In January 2009 the Panel adopted an opinion on cadmium in food providing an updated European exposure assessment and establishing a new Tolerable Weekly Intake level (TWI). Foodstuffs are usually the main source of cadmium intake for the non-smoking general population. The Panel reduced the TWI for cadmium to 2.5 micrograms per kilogram of body weight (µg/kg b.w.), based on analysis of new data. The current average dietary exposure to cadmium for adults is around this level and exposure for certain subgroups, such as vegetarians and smokers, may be higher. However, the risk of adverse effects even for groups that have exposure at levels above the TWI is very low because the TWI is not based on actual kidney damage, but on an early indicator of changes in kidney function suggesting possible kidney damage later in life.

Mercury in food

In 2004 the CONTAM Panel adopted an opinion on mercury and methylmercury, the latter being the main mercury compound present in fish and seafood products. The opinion looked at the contribution of different foods towards overall human exposure and the risks to vulnerable groups, in particular pregnant women and children. The Panel concluded that methylmercury toxicity has been demonstrated at low exposure levels, and therefore exposure to this compound should be minimised. However, it also noted that fish constitutes an important part of a balanced diet.
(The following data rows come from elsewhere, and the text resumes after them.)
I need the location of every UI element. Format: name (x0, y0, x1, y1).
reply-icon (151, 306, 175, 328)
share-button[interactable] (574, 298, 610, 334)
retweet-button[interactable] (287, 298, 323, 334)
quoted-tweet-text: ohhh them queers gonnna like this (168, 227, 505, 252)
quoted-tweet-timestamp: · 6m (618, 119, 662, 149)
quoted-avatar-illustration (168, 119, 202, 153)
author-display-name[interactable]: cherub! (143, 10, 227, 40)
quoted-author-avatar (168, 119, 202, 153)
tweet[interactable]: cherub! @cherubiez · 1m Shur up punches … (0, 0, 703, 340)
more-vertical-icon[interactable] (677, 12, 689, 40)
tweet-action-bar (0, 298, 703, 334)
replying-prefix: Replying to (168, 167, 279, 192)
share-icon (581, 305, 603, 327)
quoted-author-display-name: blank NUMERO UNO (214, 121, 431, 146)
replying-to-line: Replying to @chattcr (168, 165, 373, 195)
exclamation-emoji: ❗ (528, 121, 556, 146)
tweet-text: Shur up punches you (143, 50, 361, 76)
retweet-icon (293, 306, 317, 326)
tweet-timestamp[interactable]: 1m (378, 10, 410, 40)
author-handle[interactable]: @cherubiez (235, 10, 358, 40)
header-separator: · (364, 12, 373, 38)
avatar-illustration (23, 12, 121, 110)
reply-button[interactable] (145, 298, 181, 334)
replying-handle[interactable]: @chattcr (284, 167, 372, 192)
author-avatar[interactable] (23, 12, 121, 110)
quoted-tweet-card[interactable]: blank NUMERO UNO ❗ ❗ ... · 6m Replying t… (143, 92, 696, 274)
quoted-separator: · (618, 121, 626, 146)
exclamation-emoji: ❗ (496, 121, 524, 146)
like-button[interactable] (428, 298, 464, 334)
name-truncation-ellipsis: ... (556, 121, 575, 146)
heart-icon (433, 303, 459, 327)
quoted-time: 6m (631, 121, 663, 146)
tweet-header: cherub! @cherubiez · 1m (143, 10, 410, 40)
EFSA has also provided advice on the safety and nutritional contribution of wild and farmed fish in 2005. The CONTAM Panel assessed the health risks related to human consumption of wild and farmed fish, including an overall risk assessment related to the consumption of Baltic herring. EFSA’s advice concentrated on the most relevant metals and persistent organic contaminants, namely methylmercury, dioxins and dioxin-like PCBs. It also reviewed the nutritional value and benefits from consuming fish.

Work in progress

A scientific opinion on lead is due to be published in early 2010.